The priest had come closer again. “You have your doubts, but you don’t know for certain? You can’t bring yourself to ask him?”
“But haven’t you heard what I’ve been telling you, Father? Haven’t I been saying, inside a marriage, power is just as real as out on the street?”
“Well, power of a kind, I suppose. But you made your own choices. Didn’t you just see fit to remind me that you have five children?”
Do the math, Barbara. Three boys plus twin girls equals enough to keep you happy. Or it used to be enough, as she’d explained to the old Jesuit the last time.
“Oh listen,” she reiterated now, “the mother scene, that’s over for me.”
Cesare folded his arms, more sticks in sacks. “Really, Mrs. Lulucita?” Barbara had told him how she used to thrive in parenting, its snot and intimacy. “I heard you say that even on your first morning in Naples, on the most bewildering streets in Europe, you were such a dedicated parent that you could enter the mind of an eleven-year-old boy.”

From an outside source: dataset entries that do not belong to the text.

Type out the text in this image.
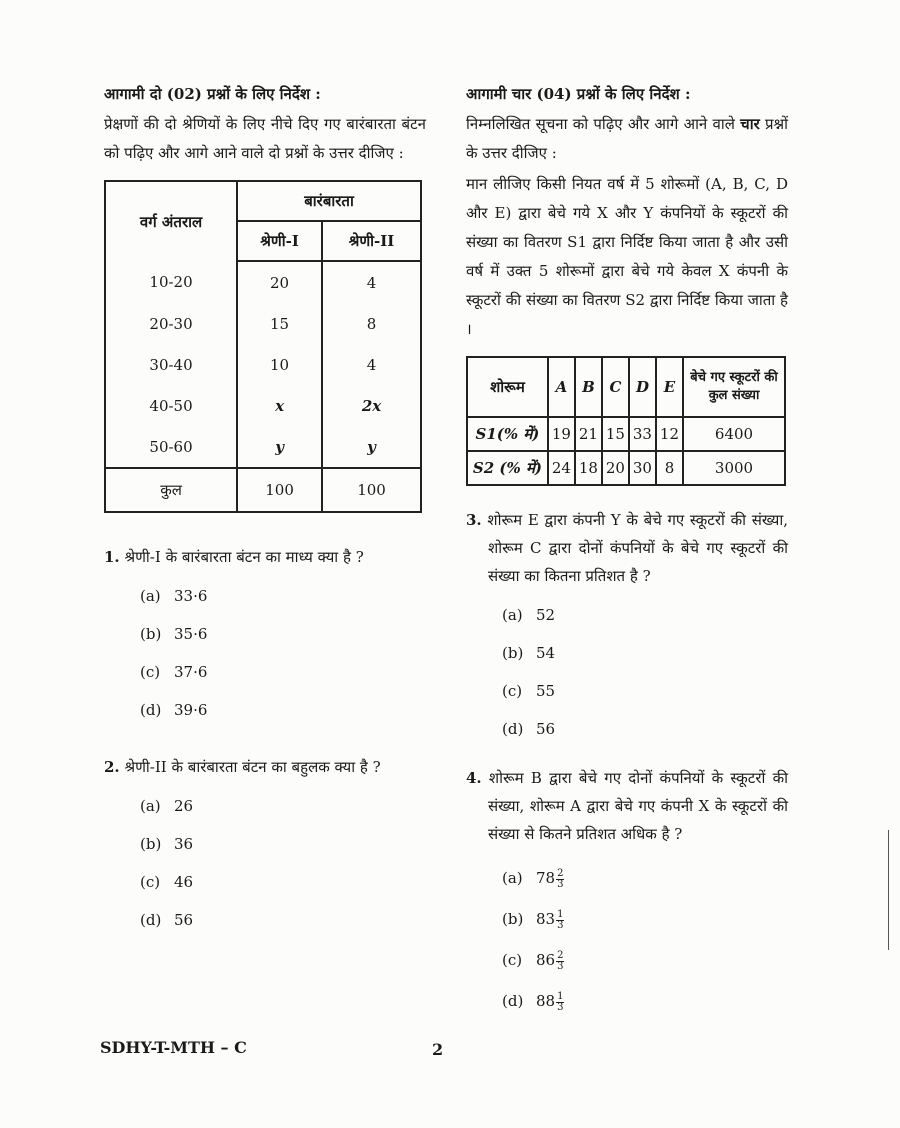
आगामी दो (02) प्रश्नों के लिए निर्देश :

प्रेक्षणों की दो श्रेणियों के लिए नीचे दिए गए बारंबारता बंटन को पढ़िए और आगे आने वाले दो प्रश्नों के उत्तर दीजिए :

वर्ग अंतराल	बारंबारता	
	श्रेणी-I	श्रेणी-II
10-20	20	4
20-30	15	8
30-40	10	4
40-50	x	2x
50-60	y	y
कुल	100	100
1. श्रेणी-I के बारंबारता बंटन का माध्य क्या है ?
(a) 33·6
(b) 35·6
(c) 37·6
(d) 39·6
2. श्रेणी-II के बारंबारता बंटन का बहुलक क्या है ?
(a) 26
(b) 36
(c) 46
(d) 56

आगामी चार (04) प्रश्नों के लिए निर्देश :

निम्नलिखित सूचना को पढ़िए और आगे आने वाले चार प्रश्नों के उत्तर दीजिए :

मान लीजिए किसी नियत वर्ष में 5 शोरूमों (A, B, C, D और E) द्वारा बेचे गये X और Y कंपनियों के स्कूटरों की संख्या का वितरण S1 द्वारा निर्दिष्ट किया जाता है और उसी वर्ष में उक्त 5 शोरूमों द्वारा बेचे गये केवल X कंपनी के स्कूटरों की संख्या का वितरण S2 द्वारा निर्दिष्ट किया जाता है ।

शोरूम	A	B	C	D	E	बेचे गए स्कूटरों की कुल संख्या
S1(% में)	19	21	15	33	12	6400
S2 (% में)	24	18	20	30	8	3000
3. शोरूम E द्वारा कंपनी Y के बेचे गए स्कूटरों की संख्या, शोरूम C द्वारा दोनों कंपनियों के बेचे गए स्कूटरों की संख्या का कितना प्रतिशत है ?
(a) 52
(b) 54
(c) 55
(d) 56
4. शोरूम B द्वारा बेचे गए दोनों कंपनियों के स्कूटरों की संख्या, शोरूम A द्वारा बेचे गए कंपनी X के स्कूटरों की संख्या से कितने प्रतिशत अधिक है ?
(a) $78 \frac{2}{3}$
(b) $83 \frac{1}{3}$
(c) $86 \frac{2}{3}$
(d) $88 \frac{1}{3}$
SDHY-T-MTH – C	2
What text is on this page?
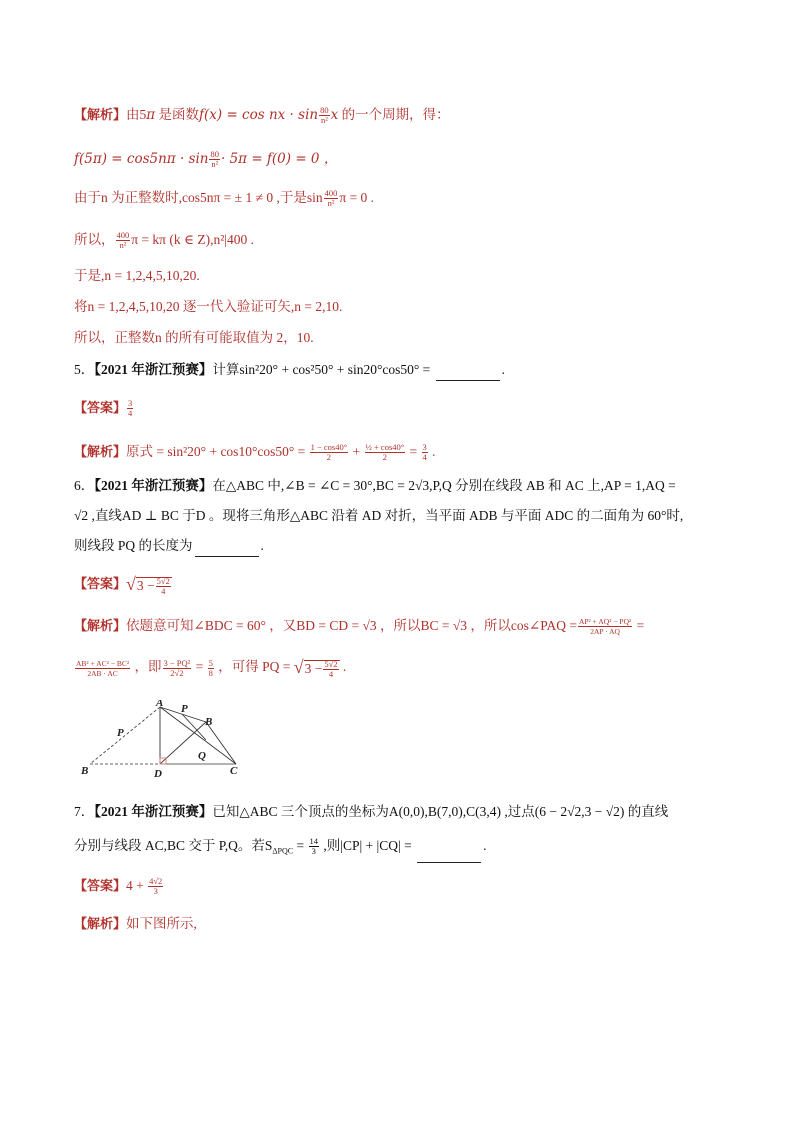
【解析】由5π 是函数f(x) = cos nx · $\sin \frac{80}{\text{n²}}$ x 的一个周期，得：
$f(5\pi) = \cos 5n\pi \cdot \sin \frac{80}{\text{n²}} \cdot 5\pi = f(0) = 0$ ，
由于n 为正整数时,cos5nπ = ± 1 ≠ 0 ,于是$\sin \frac{400}{\text{n²}}$ π = 0 .
所以， $\frac{400}{\text{n²}}$ π = kπ (k ∈ Z),n²|400 .
于是,n = 1,2,4,5,10,20.
将n = 1,2,4,5,10,20 逐一代入验证可矢,n = 2,10.
所以，正整数n 的所有可能取值为 2，10.
5．【2021 年浙江预赛】计算sin²20° + cos²50° + sin20°cos50° =	.
【答案】 $\frac{3}{4}$
【解析】原式 = $\sin^220^\circ + \cos 10^\circ\cos 50^\circ = \frac{1 - \cos 40^\circ}{2} + \frac{\text{½ + cos40°}}{2} = \frac{3}{4}$ .
6．【2021 年浙江预赛】在△ABC 中,∠B = ∠C = 30°,BC = 2√3,P,Q 分别在线段 AB 和 AC 上,AP = 1,AQ =
√2 ,直线AD ⊥ BC 于D 。现将三角形△ABC 沿着 AD 对折，当平面 ADB 与平面 ADC 的二面角为 60°时,
则线段 PQ 的长度为	.
【答案】$√3 - \frac{5√2}{4}$
【解析】依题意可知∠BDC = 60° ，又BD = CD = √3 ，所以BC = √3 ，所以cos∠PAQ = $\frac{\text{AP² + AQ² − PQ²}}{2AP \cdot AQ}$ =
$\frac{\text{AB² + AC² − BC²}}{2AB \cdot AC}$ ，即 $\frac{\text{3 − PQ²}}{2√2} = \frac{5}{8}$ ，可得 PQ = $√3 - \frac{5√2}{4}$ .
A P
B
P
Q
B	D	C
7．【2021 年浙江预赛】已知△ABC 三个顶点的坐标为A(0,0),B(7,0),C(3,4) ,过点(6 − 2√2,3 − √2) 的直线
分别与线段 AC,BC 交于 P,Q。若$S_{\Delta PQC} = \frac{14}{3}$ ,则|CP| + |CQ| =	.
【答案】$4 + \frac{4√2}{3}$
【解析】如下图所示,
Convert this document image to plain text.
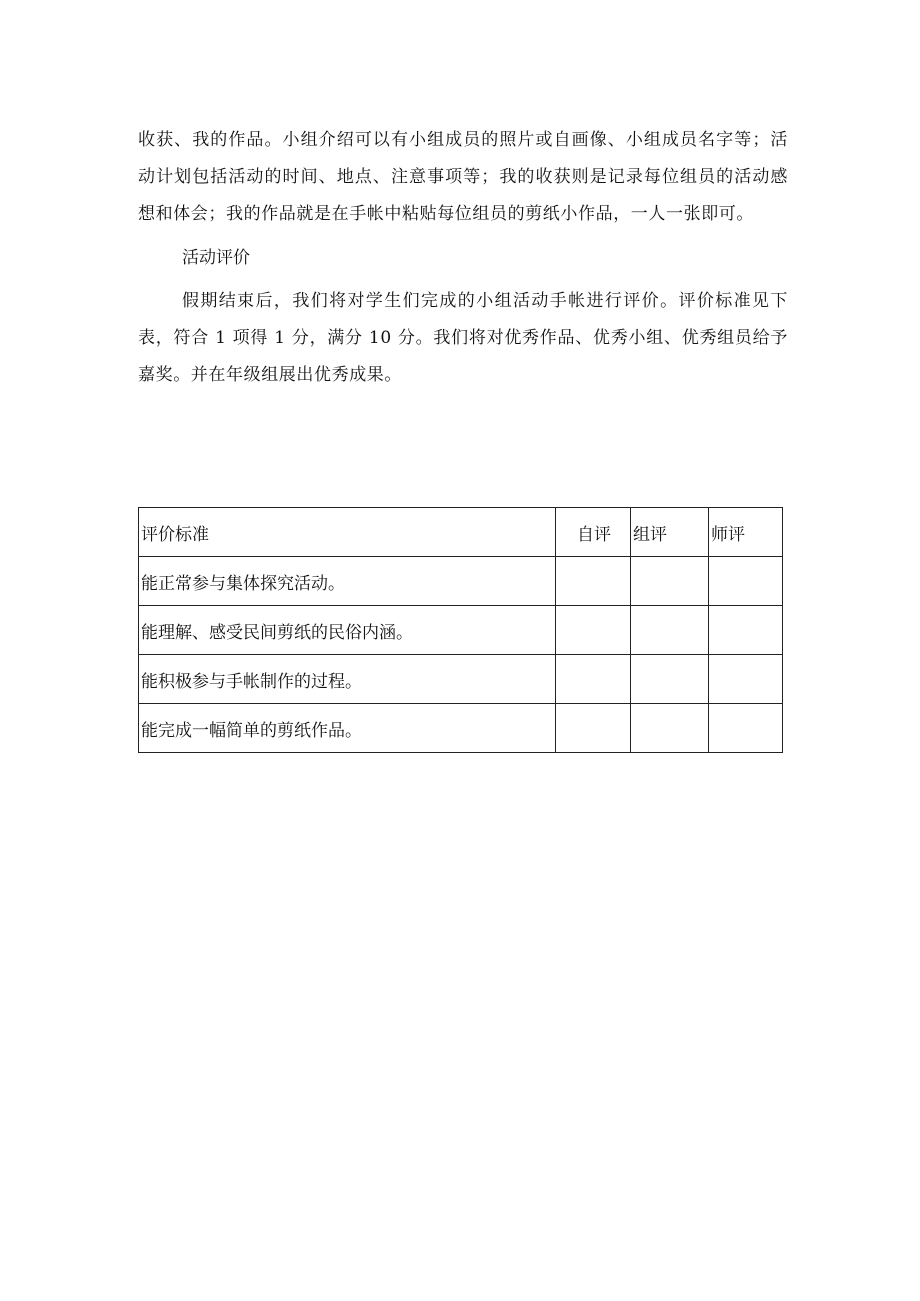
收获、我的作品。小组介绍可以有小组成员的照片或自画像、小组成员名字等；活动计划包括活动的时间、地点、注意事项等；我的收获则是记录每位组员的活动感想和体会；我的作品就是在手帐中粘贴每位组员的剪纸小作品，一人一张即可。

活动评价

假期结束后，我们将对学生们完成的小组活动手帐进行评价。评价标准见下表，符合 1 项得 1 分，满分 10 分。我们将对优秀作品、优秀小组、优秀组员给予嘉奖。并在年级组展出优秀成果。

评价标准	自评	组评	师评
能正常参与集体探究活动。			
能理解、感受民间剪纸的民俗内涵。			
能积极参与手帐制作的过程。			
能完成一幅简单的剪纸作品。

“I know what I said, Father. Cesare. And I’ll tell you something, I know the girls even better than I know Paul. But those girls are out of third grade now.” Barbara faced the speckled altar wall again; she didn’t want to whine. “After this, the way their social life takes over, it’s as if they’ve gotten their driver’s license. The best part of being a mother, that was over before I left Bridgeport.”
Cesare might’ve shown some sympathy, a softening in his posture. But to hear him clear his throat, you would’ve thought he was grinding gears.
“Mrs. Lulucita.” His tone frosted the name’s musicality. “You know, Christ wasn’t nailed to the cross for unhappy wives.”
In his half-disgusted wave, Barb caught a glimpse of an alternative life. The man would’ve made a homosexual of the old school, courtly.
“In Dublin too, don’t you know, the complaining was quite interminable. The song of the unhappy bourgeois.”
‘You’re my priest,” Barbara told him. “I have to ask again, do you want me to lie? To live in a lie?”
“Well, let’s rehearse what we have here, shall we? Children grow up and leave home, isn’t that a fact of our existence? And lovers lose their charms, inevitably.”
Then with two knobby fingers still extended, Cesare reminded her that he went downtown three times a week, where he worked with people in real trouble. “The very sort of clandestini you’d find out at your husband’s worksite.”
“So.…” Barb needed another look around the church. “So what you’re saying is, before I book a flight for New York, I should go see what he’s up to.”
“We live in a time of a great challenge, Mrs. Lulucita, one that seems to have come straight from Christ’s teaching. This city, whether it can continue as a place of justice or not, seems now at the heart of that challenge.”